There were any number of questions she felt like pelting him with. She finally settled on, "Why?"
He actually picked one of the petals and held it up to her. "I was looking into different flowers to add to the garden, after so many didn't survive. This one made me think of you." It was true, the tone really did echo her own downy honey curls, though the blossom had more vibrant yellows and a strain of orange.

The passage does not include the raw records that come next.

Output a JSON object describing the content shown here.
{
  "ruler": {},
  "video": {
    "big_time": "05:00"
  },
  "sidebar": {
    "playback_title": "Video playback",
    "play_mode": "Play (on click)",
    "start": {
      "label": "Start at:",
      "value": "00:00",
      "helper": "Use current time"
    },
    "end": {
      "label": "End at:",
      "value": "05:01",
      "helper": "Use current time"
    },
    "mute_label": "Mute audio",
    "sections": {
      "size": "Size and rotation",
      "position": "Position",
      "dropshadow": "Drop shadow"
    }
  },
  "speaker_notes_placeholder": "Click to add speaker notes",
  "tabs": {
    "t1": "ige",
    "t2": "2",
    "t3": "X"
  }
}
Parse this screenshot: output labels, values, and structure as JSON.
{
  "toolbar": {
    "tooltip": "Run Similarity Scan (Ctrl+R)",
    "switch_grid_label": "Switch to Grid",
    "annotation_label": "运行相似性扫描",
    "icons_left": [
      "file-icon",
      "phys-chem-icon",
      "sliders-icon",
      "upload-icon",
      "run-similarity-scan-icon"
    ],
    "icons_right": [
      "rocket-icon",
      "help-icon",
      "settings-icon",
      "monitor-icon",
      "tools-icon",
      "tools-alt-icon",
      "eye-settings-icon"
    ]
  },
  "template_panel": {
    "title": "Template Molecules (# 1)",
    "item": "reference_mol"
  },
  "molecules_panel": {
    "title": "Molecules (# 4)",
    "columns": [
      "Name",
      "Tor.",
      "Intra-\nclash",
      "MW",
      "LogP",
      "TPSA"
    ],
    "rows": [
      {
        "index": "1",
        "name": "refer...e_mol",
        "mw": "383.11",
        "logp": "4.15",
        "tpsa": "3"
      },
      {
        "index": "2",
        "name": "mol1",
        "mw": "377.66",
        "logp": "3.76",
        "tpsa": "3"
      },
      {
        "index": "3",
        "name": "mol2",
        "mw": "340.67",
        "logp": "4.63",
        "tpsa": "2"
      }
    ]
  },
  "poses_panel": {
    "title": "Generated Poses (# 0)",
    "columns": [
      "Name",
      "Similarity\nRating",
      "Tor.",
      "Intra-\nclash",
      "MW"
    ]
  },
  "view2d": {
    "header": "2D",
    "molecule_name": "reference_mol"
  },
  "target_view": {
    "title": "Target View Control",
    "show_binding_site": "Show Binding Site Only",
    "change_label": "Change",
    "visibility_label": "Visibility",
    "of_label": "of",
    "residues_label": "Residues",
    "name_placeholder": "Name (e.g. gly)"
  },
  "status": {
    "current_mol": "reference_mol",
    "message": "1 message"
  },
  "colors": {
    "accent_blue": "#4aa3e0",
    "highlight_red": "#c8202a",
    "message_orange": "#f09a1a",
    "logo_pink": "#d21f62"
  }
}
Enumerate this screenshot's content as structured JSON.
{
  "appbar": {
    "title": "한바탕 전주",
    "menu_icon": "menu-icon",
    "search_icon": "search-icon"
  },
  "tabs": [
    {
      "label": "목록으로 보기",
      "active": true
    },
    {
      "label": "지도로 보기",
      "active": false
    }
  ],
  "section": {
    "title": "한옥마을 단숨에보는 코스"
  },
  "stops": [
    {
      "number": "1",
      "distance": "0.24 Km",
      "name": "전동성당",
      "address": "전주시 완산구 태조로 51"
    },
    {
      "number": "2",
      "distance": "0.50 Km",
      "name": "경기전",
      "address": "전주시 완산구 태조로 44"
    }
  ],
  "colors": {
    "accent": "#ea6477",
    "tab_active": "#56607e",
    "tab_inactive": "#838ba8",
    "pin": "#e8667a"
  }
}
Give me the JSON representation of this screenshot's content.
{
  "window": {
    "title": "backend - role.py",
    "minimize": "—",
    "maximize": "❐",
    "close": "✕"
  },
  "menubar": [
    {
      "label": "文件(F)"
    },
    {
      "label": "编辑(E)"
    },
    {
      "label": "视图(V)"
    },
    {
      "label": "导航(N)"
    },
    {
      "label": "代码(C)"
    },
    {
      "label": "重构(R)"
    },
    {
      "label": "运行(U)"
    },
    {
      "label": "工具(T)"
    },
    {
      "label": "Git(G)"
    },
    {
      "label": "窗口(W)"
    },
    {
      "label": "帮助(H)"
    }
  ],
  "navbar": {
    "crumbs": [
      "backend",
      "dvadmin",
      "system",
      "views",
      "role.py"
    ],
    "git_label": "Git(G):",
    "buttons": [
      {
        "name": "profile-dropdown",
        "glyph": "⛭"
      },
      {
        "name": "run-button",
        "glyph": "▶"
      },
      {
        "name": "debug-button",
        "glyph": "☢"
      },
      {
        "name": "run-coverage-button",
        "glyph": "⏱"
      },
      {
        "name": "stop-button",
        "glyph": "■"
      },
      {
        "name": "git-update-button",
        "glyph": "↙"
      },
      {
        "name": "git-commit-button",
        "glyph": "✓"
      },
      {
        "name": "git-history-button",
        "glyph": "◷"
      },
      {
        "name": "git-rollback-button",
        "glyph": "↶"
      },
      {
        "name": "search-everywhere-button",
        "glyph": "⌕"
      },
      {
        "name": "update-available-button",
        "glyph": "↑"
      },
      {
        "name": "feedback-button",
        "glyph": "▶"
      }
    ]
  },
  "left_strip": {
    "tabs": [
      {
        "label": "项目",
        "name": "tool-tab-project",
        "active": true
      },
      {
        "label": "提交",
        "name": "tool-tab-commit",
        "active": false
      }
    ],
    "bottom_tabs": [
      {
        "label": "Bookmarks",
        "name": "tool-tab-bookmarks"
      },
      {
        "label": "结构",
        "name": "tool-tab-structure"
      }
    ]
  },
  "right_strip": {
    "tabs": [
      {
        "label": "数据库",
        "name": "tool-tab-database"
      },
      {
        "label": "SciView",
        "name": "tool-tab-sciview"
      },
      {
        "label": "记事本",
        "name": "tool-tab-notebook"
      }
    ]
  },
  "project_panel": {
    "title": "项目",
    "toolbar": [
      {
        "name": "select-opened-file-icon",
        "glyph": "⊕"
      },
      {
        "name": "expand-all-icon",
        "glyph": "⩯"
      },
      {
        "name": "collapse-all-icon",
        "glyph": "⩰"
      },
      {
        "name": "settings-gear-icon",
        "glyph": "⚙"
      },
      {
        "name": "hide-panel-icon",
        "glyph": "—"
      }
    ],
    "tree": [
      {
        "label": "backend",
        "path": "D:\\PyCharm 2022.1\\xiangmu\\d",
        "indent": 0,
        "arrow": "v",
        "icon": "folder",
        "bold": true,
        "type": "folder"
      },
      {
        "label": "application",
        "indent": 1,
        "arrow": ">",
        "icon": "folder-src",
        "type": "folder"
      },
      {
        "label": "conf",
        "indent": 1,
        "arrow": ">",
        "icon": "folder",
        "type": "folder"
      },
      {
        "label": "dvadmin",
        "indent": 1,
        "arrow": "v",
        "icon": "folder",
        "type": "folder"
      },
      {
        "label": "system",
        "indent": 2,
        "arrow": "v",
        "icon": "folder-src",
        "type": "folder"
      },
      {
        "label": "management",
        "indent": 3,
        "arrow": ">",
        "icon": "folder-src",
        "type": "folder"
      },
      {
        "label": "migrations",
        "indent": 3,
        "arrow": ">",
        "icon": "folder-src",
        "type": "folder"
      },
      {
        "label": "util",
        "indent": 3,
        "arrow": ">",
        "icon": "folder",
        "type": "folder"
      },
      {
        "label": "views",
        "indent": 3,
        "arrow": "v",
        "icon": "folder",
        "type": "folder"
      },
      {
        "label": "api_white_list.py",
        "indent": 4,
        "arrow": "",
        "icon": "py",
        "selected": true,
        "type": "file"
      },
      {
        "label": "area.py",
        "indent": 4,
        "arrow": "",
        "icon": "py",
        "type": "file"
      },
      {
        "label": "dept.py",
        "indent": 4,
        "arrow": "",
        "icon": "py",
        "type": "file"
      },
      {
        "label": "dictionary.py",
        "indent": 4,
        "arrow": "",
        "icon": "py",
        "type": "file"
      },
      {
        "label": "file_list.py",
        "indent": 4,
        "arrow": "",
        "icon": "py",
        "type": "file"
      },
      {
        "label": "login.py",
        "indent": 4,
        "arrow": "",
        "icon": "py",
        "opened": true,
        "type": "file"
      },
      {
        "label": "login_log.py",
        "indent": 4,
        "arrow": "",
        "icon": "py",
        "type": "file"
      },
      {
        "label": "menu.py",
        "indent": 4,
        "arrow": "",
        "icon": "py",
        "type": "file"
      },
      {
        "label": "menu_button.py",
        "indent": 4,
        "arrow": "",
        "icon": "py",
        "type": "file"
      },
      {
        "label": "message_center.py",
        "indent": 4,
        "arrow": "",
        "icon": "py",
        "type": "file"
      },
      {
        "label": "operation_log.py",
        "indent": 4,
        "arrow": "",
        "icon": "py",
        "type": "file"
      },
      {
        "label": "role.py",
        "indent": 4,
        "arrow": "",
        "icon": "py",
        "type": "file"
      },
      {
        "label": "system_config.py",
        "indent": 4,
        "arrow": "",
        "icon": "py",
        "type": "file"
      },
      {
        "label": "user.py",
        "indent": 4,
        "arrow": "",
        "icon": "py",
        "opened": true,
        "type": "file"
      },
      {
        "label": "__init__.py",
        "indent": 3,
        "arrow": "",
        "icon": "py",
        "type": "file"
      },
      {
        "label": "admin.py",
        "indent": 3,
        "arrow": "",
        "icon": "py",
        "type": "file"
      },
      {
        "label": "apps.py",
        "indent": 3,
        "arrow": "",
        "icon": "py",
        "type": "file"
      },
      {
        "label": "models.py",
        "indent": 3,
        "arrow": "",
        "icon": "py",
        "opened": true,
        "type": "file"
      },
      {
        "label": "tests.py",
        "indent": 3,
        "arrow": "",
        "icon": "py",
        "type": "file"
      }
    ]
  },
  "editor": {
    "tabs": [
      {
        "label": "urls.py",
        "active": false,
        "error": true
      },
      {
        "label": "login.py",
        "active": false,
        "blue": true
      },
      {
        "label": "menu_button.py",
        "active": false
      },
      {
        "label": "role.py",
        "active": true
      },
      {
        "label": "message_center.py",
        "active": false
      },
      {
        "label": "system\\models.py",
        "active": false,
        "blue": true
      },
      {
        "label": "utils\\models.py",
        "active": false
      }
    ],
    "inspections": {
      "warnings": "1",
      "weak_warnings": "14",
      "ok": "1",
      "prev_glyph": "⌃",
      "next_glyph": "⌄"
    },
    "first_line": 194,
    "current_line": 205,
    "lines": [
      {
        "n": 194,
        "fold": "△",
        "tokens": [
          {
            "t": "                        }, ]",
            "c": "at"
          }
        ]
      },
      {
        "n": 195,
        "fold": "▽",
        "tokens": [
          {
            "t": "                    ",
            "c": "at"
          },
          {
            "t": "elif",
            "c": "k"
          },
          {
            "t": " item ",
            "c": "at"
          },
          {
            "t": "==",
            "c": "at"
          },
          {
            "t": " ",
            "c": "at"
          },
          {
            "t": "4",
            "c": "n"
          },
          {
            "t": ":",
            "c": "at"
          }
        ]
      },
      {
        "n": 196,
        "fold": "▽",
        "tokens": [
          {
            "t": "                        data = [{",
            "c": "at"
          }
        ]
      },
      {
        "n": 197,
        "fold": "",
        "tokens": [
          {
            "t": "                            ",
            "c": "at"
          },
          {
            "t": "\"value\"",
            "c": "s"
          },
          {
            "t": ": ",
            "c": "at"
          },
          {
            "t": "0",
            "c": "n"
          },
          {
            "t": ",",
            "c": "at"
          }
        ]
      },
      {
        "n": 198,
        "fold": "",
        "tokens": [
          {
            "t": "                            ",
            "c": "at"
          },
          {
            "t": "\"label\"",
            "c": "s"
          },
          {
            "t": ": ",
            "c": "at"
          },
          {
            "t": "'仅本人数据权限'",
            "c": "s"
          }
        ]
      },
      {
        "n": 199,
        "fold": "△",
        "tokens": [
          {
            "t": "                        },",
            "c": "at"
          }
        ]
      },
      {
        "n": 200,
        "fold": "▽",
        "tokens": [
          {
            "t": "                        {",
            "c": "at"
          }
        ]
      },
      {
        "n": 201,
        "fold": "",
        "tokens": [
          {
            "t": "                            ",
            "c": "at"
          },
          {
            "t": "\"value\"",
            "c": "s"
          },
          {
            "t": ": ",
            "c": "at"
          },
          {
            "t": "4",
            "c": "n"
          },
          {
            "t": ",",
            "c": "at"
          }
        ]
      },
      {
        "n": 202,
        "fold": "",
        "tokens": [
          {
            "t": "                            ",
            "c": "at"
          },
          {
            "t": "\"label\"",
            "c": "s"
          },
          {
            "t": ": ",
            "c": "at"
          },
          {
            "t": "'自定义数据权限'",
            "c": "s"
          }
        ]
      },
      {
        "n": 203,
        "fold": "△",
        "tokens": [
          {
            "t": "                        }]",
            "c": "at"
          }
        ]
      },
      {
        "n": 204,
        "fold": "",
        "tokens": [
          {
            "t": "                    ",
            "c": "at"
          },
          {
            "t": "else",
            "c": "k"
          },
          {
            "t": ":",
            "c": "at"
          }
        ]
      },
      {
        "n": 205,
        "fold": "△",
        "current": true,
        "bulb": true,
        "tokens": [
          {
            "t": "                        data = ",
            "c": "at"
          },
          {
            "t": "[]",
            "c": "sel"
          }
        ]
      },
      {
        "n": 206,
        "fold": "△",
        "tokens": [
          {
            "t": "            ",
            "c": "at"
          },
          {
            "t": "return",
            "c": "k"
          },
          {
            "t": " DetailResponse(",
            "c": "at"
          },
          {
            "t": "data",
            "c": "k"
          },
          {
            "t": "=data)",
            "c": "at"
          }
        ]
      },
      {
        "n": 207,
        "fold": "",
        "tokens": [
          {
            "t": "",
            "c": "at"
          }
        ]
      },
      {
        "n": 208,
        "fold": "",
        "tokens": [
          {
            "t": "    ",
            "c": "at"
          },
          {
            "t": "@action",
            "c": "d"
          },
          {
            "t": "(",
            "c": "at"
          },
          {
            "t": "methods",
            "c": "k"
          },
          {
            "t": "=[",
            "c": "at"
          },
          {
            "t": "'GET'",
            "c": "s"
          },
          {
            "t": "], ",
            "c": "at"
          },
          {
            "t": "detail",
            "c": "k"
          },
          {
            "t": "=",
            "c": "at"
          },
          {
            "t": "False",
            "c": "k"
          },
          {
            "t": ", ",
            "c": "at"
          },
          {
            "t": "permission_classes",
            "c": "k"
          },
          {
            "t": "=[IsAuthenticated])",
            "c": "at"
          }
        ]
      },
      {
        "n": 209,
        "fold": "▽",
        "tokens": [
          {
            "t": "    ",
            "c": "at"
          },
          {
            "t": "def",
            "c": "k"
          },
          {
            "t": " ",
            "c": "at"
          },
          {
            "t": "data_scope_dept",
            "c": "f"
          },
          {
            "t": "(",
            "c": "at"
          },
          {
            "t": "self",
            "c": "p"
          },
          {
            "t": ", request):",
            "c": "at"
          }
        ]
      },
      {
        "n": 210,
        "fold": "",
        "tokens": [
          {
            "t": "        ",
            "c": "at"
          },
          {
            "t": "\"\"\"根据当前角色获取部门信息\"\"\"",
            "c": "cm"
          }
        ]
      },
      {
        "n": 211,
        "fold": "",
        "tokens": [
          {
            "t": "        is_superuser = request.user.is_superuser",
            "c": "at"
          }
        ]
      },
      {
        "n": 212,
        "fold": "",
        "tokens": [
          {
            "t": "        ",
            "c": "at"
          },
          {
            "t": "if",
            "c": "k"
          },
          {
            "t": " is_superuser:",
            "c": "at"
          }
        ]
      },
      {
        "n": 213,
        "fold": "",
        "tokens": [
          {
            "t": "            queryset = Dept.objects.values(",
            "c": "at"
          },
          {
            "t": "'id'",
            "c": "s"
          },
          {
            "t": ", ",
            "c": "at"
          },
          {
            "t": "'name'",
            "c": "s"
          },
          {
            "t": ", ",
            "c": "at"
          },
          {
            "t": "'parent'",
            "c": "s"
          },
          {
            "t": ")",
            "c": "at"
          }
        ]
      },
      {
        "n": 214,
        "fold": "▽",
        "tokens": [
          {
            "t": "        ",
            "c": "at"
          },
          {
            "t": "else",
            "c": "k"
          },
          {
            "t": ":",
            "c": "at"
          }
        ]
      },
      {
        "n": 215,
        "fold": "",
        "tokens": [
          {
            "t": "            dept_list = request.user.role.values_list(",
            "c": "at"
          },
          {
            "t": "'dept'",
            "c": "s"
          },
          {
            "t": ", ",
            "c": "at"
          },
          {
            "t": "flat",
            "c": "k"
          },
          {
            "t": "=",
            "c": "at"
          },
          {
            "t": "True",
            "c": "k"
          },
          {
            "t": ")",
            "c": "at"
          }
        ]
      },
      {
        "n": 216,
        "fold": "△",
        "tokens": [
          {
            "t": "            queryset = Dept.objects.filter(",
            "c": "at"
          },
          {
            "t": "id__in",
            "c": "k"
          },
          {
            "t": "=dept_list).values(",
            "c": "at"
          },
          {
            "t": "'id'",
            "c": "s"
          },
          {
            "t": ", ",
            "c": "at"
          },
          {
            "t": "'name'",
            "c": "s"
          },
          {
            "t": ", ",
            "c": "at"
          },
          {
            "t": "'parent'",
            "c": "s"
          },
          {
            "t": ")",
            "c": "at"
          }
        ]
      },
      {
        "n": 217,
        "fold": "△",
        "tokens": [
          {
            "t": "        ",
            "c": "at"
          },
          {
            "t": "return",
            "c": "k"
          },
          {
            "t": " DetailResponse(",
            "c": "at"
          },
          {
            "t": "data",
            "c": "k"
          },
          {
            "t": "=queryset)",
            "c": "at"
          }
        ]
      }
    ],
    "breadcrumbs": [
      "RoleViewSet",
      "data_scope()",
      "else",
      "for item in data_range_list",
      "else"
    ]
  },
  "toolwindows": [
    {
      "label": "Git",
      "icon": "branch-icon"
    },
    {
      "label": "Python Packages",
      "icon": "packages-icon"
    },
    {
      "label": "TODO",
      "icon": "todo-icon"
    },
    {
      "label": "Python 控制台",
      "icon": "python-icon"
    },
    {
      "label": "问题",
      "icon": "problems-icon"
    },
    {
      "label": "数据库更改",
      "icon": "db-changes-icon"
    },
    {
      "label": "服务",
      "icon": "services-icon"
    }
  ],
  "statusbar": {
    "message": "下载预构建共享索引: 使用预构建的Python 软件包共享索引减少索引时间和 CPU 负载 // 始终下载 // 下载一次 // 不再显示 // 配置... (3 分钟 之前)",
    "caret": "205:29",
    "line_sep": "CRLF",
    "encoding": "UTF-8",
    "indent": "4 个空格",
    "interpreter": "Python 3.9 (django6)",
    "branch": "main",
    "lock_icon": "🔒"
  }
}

It was, in fact the same shade as her uncle's. The only other member of her family to sport that color hair had been her great-great-grandmother. That woman left a small South African village in the hills to take a journey across the stars, marrying a man she'd only met virtually, on the promise that something better waited on a planet barely deserving the title. Family legend claimed she brought seeds but they either didn't mature or never existed, their only progeny a few magical words handed down in an old dialect. Names like pampoen and suikerbos, pumpkin and sugarbush. Elindale didn't even remember telling him the story.
They compromised on a place of honor for the shrub, right by the main hallway, impossible to miss but tucked out of the way. For all the plant guzzled water like the extravagance it was, it also gave off a healthy amount of oxygen, enough to balance out the meter. There were a few pointed words about waste from the grand dame of the family, but most of Forbes's other relatives were quite willing to avoid such quibbles in exchange for blossoms or seedlings of their own. She started calling it the "giving bush," and the name stuck. It proved a hit at Christmas. Their homemade wreaths kept well past the floral fad, and Elindale still enjoyed her gift long after the planet turned to wood carvings as an even more impractical house decoration.
Almost everyone marveled at how generous her husband was to import the large, rare flower. They congratulated her luck to keep such an important man in her life.
She kept to herself how important it was to have a thoughtful one, too.